The booklet honors Alex’s deceased Jewish grandparents, great aunts and uncles, most of whom he had never met, through old photos of them. This made it feel more like those family members were there, where they rightly belonged–it is their heritage that is being handed down.
As a parent who isn’t Jewish, planning for Alex’s bar Mitzvah was emotionally overwhelming at times. I think the fear of doing something “wrong” is greater for those who haven’t grown up in this tradition, and perhaps even for Jewish parents who are returning after a long absence. We know of other parents who felt they had to meet expectations of other family members, primarily Jewish grandparents. That wasn’t the case with our families. My husband’s parents had passed on years before, and my family had no expectations whatsoever. None of them had ever been to a bar mitzvah.

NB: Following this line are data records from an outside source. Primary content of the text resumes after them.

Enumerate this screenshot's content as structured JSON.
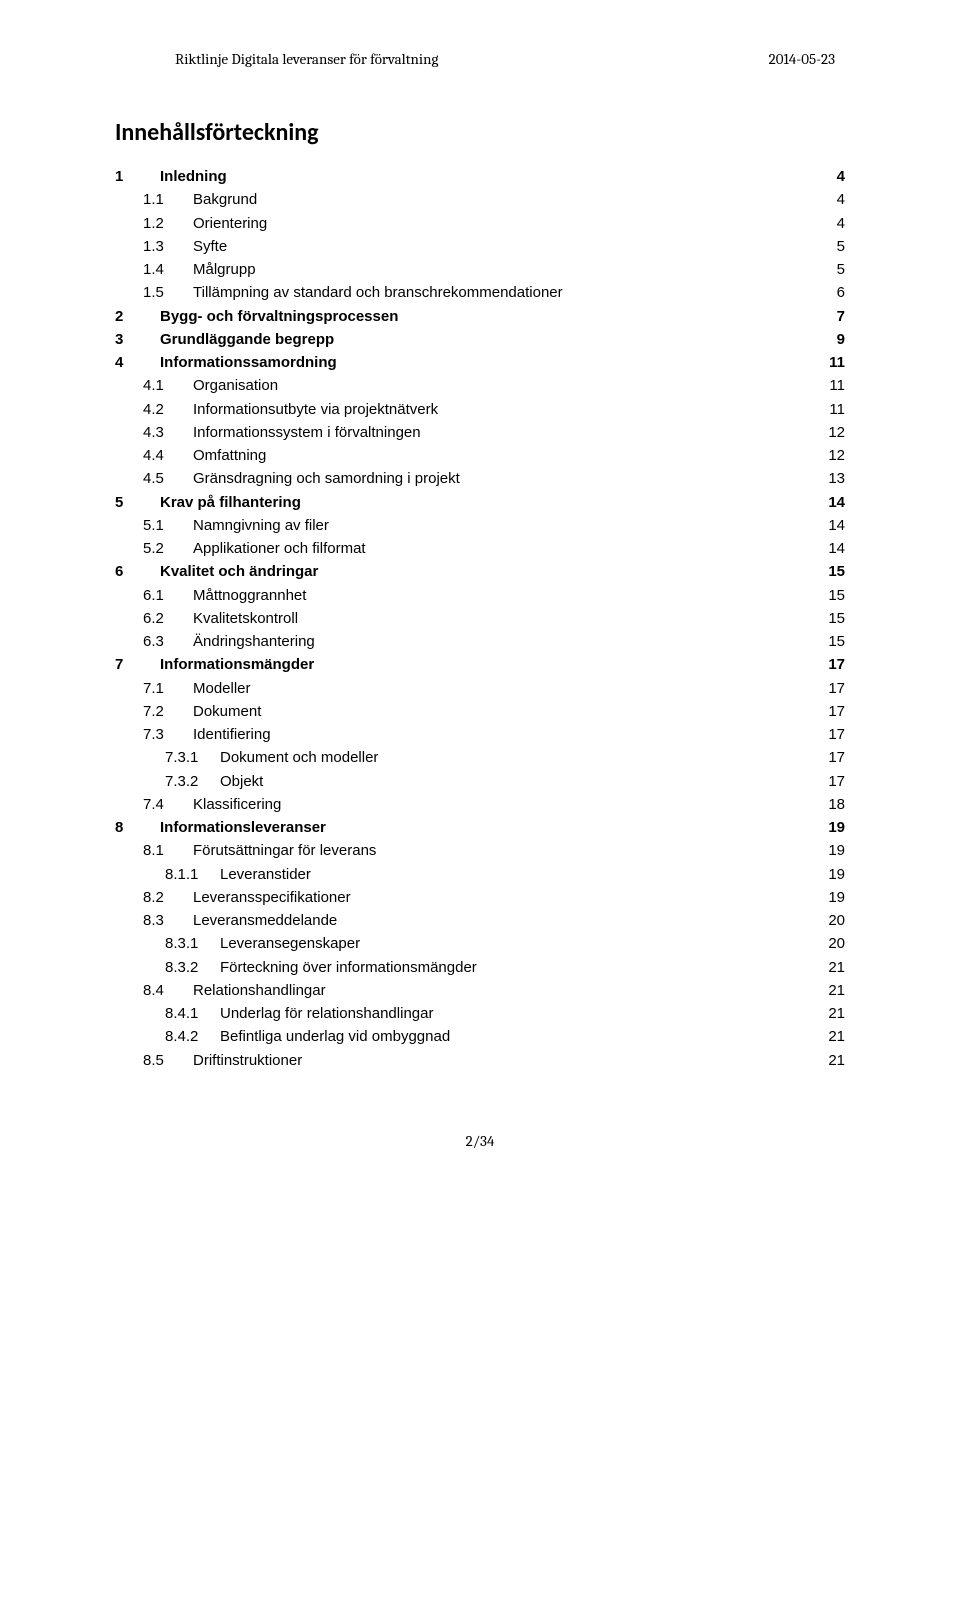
{
  "header": {
    "left": "Riktlinje Digitala leveranser för förvaltning",
    "right": "2014-05-23"
  },
  "toc_title": "Innehållsförteckning",
  "toc": [
    {
      "level": 1,
      "num": "1",
      "label": "Inledning",
      "page": "4"
    },
    {
      "level": 2,
      "num": "1.1",
      "label": "Bakgrund",
      "page": "4"
    },
    {
      "level": 2,
      "num": "1.2",
      "label": "Orientering",
      "page": "4"
    },
    {
      "level": 2,
      "num": "1.3",
      "label": "Syfte",
      "page": "5"
    },
    {
      "level": 2,
      "num": "1.4",
      "label": "Målgrupp",
      "page": "5"
    },
    {
      "level": 2,
      "num": "1.5",
      "label": "Tillämpning av standard och branschrekommendationer",
      "page": "6"
    },
    {
      "level": 1,
      "num": "2",
      "label": "Bygg- och förvaltningsprocessen",
      "page": "7"
    },
    {
      "level": 1,
      "num": "3",
      "label": "Grundläggande begrepp",
      "page": "9"
    },
    {
      "level": 1,
      "num": "4",
      "label": "Informationssamordning",
      "page": "11"
    },
    {
      "level": 2,
      "num": "4.1",
      "label": "Organisation",
      "page": "11"
    },
    {
      "level": 2,
      "num": "4.2",
      "label": "Informationsutbyte via projektnätverk",
      "page": "11"
    },
    {
      "level": 2,
      "num": "4.3",
      "label": "Informationssystem i förvaltningen",
      "page": "12"
    },
    {
      "level": 2,
      "num": "4.4",
      "label": "Omfattning",
      "page": "12"
    },
    {
      "level": 2,
      "num": "4.5",
      "label": "Gränsdragning och samordning i projekt",
      "page": "13"
    },
    {
      "level": 1,
      "num": "5",
      "label": "Krav på filhantering",
      "page": "14"
    },
    {
      "level": 2,
      "num": "5.1",
      "label": "Namngivning av filer",
      "page": "14"
    },
    {
      "level": 2,
      "num": "5.2",
      "label": "Applikationer och filformat",
      "page": "14"
    },
    {
      "level": 1,
      "num": "6",
      "label": "Kvalitet och ändringar",
      "page": "15"
    },
    {
      "level": 2,
      "num": "6.1",
      "label": "Måttnoggrannhet",
      "page": "15"
    },
    {
      "level": 2,
      "num": "6.2",
      "label": "Kvalitetskontroll",
      "page": "15"
    },
    {
      "level": 2,
      "num": "6.3",
      "label": "Ändringshantering",
      "page": "15"
    },
    {
      "level": 1,
      "num": "7",
      "label": "Informationsmängder",
      "page": "17"
    },
    {
      "level": 2,
      "num": "7.1",
      "label": "Modeller",
      "page": "17"
    },
    {
      "level": 2,
      "num": "7.2",
      "label": "Dokument",
      "page": "17"
    },
    {
      "level": 2,
      "num": "7.3",
      "label": "Identifiering",
      "page": "17"
    },
    {
      "level": 3,
      "num": "7.3.1",
      "label": "Dokument och modeller",
      "page": "17"
    },
    {
      "level": 3,
      "num": "7.3.2",
      "label": "Objekt",
      "page": "17"
    },
    {
      "level": 2,
      "num": "7.4",
      "label": "Klassificering",
      "page": "18"
    },
    {
      "level": 1,
      "num": "8",
      "label": "Informationsleveranser",
      "page": "19"
    },
    {
      "level": 2,
      "num": "8.1",
      "label": "Förutsättningar för leverans",
      "page": "19"
    },
    {
      "level": 3,
      "num": "8.1.1",
      "label": "Leveranstider",
      "page": "19"
    },
    {
      "level": 2,
      "num": "8.2",
      "label": "Leveransspecifikationer",
      "page": "19"
    },
    {
      "level": 2,
      "num": "8.3",
      "label": "Leveransmeddelande",
      "page": "20"
    },
    {
      "level": 3,
      "num": "8.3.1",
      "label": "Leveransegenskaper",
      "page": "20"
    },
    {
      "level": 3,
      "num": "8.3.2",
      "label": "Förteckning över informationsmängder",
      "page": "21"
    },
    {
      "level": 2,
      "num": "8.4",
      "label": "Relationshandlingar",
      "page": "21"
    },
    {
      "level": 3,
      "num": "8.4.1",
      "label": "Underlag för relationshandlingar",
      "page": "21"
    },
    {
      "level": 3,
      "num": "8.4.2",
      "label": "Befintliga underlag vid ombyggnad",
      "page": "21"
    },
    {
      "level": 2,
      "num": "8.5",
      "label": "Driftinstruktioner",
      "page": "21"
    }
  ],
  "footer": "2/34"
}
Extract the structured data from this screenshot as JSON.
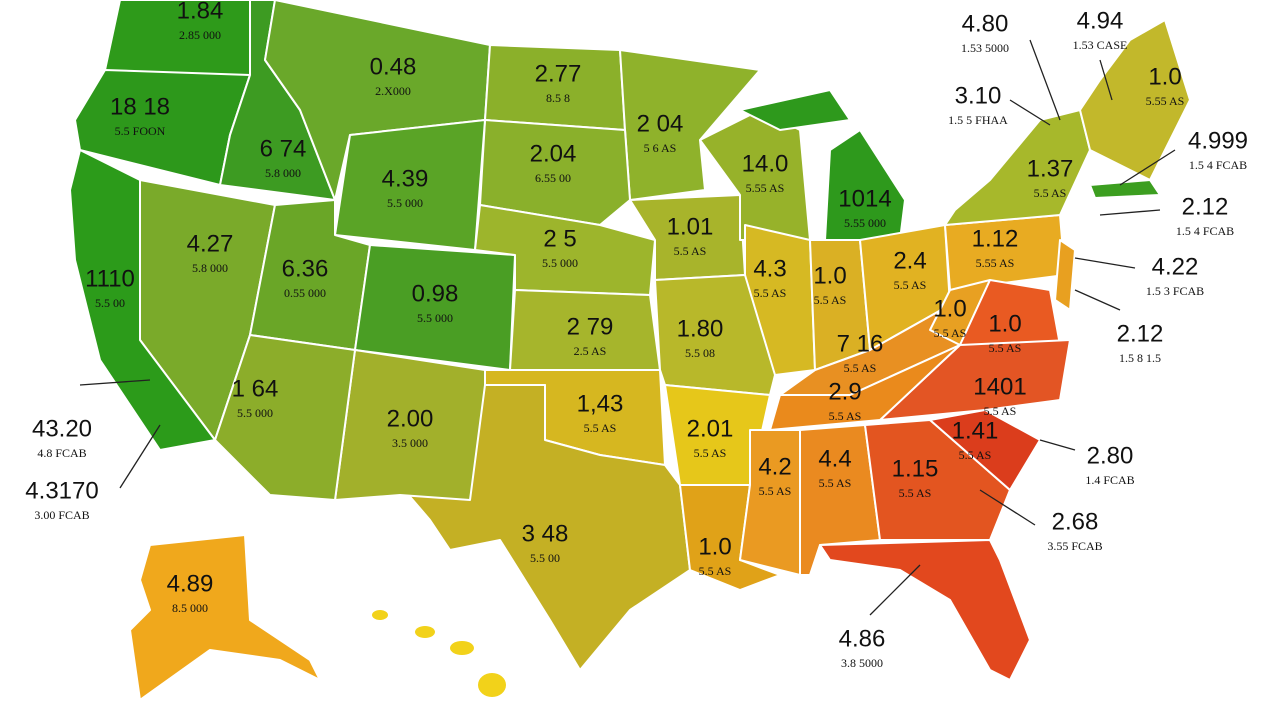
{
  "states": [
    {
      "value": "1.84",
      "note": "2.85 000"
    },
    {
      "value": "18 18",
      "note": "5.5 FOON"
    },
    {
      "value": "6 74",
      "note": "5.8 000"
    },
    {
      "value": "0.48",
      "note": "2.X000"
    },
    {
      "value": "2.77",
      "note": "8.5 8"
    },
    {
      "value": "2 04",
      "note": "5 6 AS"
    },
    {
      "value": "2.04",
      "note": "6.55 00"
    },
    {
      "value": "4.39",
      "note": "5.5 000"
    },
    {
      "value": "4.27",
      "note": "5.8 000"
    },
    {
      "value": "6.36",
      "note": "0.55 000"
    },
    {
      "value": "0.98",
      "note": "5.5 000"
    },
    {
      "value": "2 5",
      "note": "5.5 000"
    },
    {
      "value": "1.01",
      "note": "5.5 AS"
    },
    {
      "value": "14.0",
      "note": "5.55 AS"
    },
    {
      "value": "1014",
      "note": "5.55 000"
    },
    {
      "value": "2 79",
      "note": "2.5 AS"
    },
    {
      "value": "1.80",
      "note": "5.5 08"
    },
    {
      "value": "4.3",
      "note": "5.5 AS"
    },
    {
      "value": "1.0",
      "note": "5.5 AS"
    },
    {
      "value": "2.4",
      "note": "5.5 AS"
    },
    {
      "value": "1.12",
      "note": "5.55 AS"
    },
    {
      "value": "1.37",
      "note": "5.5 AS"
    },
    {
      "value": "1.0",
      "note": "5.5 AS"
    },
    {
      "value": "1.0",
      "note": "5.5 AS"
    },
    {
      "value": "7 16",
      "note": "5.5 AS"
    },
    {
      "value": "2.9",
      "note": "5.5 AS"
    },
    {
      "value": "1 64",
      "note": "5.5 000"
    },
    {
      "value": "2.00",
      "note": "3.5 000"
    },
    {
      "value": "1,43",
      "note": "5.5 AS"
    },
    {
      "value": "2.01",
      "note": "5.5 AS"
    },
    {
      "value": "1401",
      "note": "5.5 AS"
    },
    {
      "value": "1.41",
      "note": "5.5 AS"
    },
    {
      "value": "1.15",
      "note": "5.5 AS"
    },
    {
      "value": "4.2",
      "note": "5.5 AS"
    },
    {
      "value": "4.4",
      "note": "5.5 AS"
    },
    {
      "value": "3 48",
      "note": "5.5 00"
    },
    {
      "value": "1.0",
      "note": "5.5 AS"
    },
    {
      "value": "1110",
      "note": "5.5 00"
    },
    {
      "value": "1.0",
      "note": "5.55 AS"
    },
    {
      "value": "4.89",
      "note": "8.5 000"
    }
  ],
  "callouts": [
    {
      "value": "4.80",
      "note": "1.53 5000"
    },
    {
      "value": "4.94",
      "note": "1.53 CASE"
    },
    {
      "value": "3.10",
      "note": "1.5 5 FHAA"
    },
    {
      "value": "4.999",
      "note": "1.5 4 FCAB"
    },
    {
      "value": "2.12",
      "note": "1.5 4 FCAB"
    },
    {
      "value": "4.22",
      "note": "1.5 3 FCAB"
    },
    {
      "value": "2.12",
      "note": "1.5 8 1.5"
    },
    {
      "value": "2.80",
      "note": "1.4 FCAB"
    },
    {
      "value": "2.68",
      "note": "3.55 FCAB"
    },
    {
      "value": "4.86",
      "note": "3.8 5000"
    },
    {
      "value": "43.20",
      "note": "4.8 FCAB"
    },
    {
      "value": "4.3170",
      "note": "3.00 FCAB"
    }
  ]
}
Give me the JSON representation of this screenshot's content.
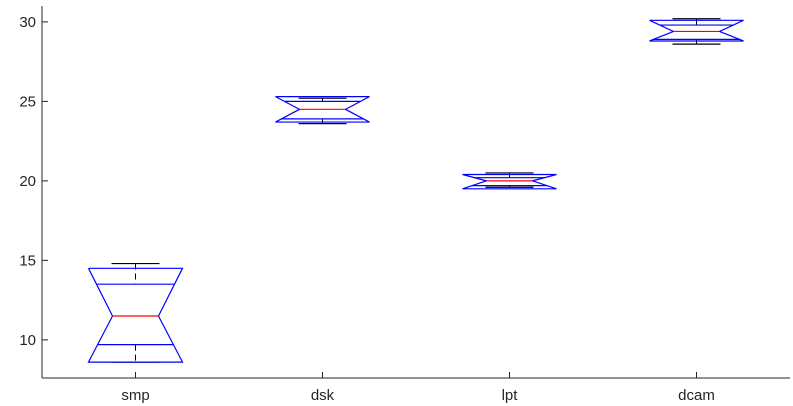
{
  "chart_data": {
    "type": "boxplot",
    "title": "",
    "xlabel": "",
    "ylabel": "",
    "ylim": [
      7.6,
      31.0
    ],
    "yticks": [
      10,
      15,
      20,
      25,
      30
    ],
    "grid": false,
    "notched": true,
    "colors": {
      "box": "#0000ff",
      "median": "#ff0000",
      "whisker": "#000000",
      "axis": "#262626"
    },
    "categories": [
      "smp",
      "dsk",
      "lpt",
      "dcam"
    ],
    "boxes": [
      {
        "name": "smp",
        "whisker_low": 8.6,
        "q1": 9.7,
        "notch_low": 8.6,
        "median": 11.5,
        "notch_high": 14.5,
        "q3": 13.5,
        "whisker_high": 14.8
      },
      {
        "name": "dsk",
        "whisker_low": 23.6,
        "q1": 23.9,
        "notch_low": 23.7,
        "median": 24.5,
        "notch_high": 25.3,
        "q3": 25.0,
        "whisker_high": 25.2
      },
      {
        "name": "lpt",
        "whisker_low": 19.6,
        "q1": 19.7,
        "notch_low": 19.5,
        "median": 20.0,
        "notch_high": 20.4,
        "q3": 20.2,
        "whisker_high": 20.5
      },
      {
        "name": "dcam",
        "whisker_low": 28.6,
        "q1": 28.9,
        "notch_low": 28.8,
        "median": 29.4,
        "notch_high": 30.1,
        "q3": 29.8,
        "whisker_high": 30.2
      }
    ]
  }
}
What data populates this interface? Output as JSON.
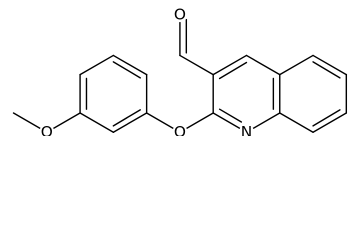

But my dad was eager to participate. A former high school German teacher, he is enthralled with other languages, cultures and faiths. Our rabbi, Daniel Brenner, who is director of the Center for Multifaith Education at Auburn Theological Seminary in New York, readily suggested a reading of Psalm 30, David’s song for the dedication of the temple.
Typical for my enthusiastic dad, he showed up that morning with something additional to read. My heart raced as I wondered how it would fit in with the service and if the rabbi would approve, especially on short notice. Reb Daniel didn’t miss a beat and gave the OK for my dad to also say a prayer for a bar mitzvah after the D’var Torah, Alex’s speech about the meaning of his Torah and Haftarah readings.
The older my dad gets, the more sentimental he becomes, and it was obvious how proud he was of Alex and to be able to be a part of the event. We all felt the glow of Alex’s achievements in the days to come, and my dad said several times that he wished he didn’t have to wait two years for the bar mitzvah of our second son, Jeffrey. Alex himself was practically jubilant and relieved when it was all over.
As I write this, we are traveling that path again. The first time around, I often felt unsure of my footing, though now the path doesn’t seem so slippery. Alex’s bar mitzvah made me even more certain that we have done the right thing by choosing Judaism for our family. He learned so many necessary lessons–the importance of struggling, questioning, practicing, helping those less fortunate and speaking with conviction in front of a large group–lessons that will serve him well as he continues his journey to adulthood. I think that the bar mitzvah had a profound impact on his younger brother, who had been a pretty regular complainer about Hebrew School, but who has begun his independent bar mitzvah tutoring with a seriousness and degree of responsibility that has surprised my husband and me. Now, that may not last, but it has enabled us to take a deep breath and not be as anxious; he, too, will be prepared.
In the months to come, I will keep reminding myself that the whole process is to be celebrated, not fretted over. Just as every interfaith family is unique, so, too, is every b’nai mitzvah, but the basic service and prayers are the bedrock for us and something wondrous to share with all our family and friends.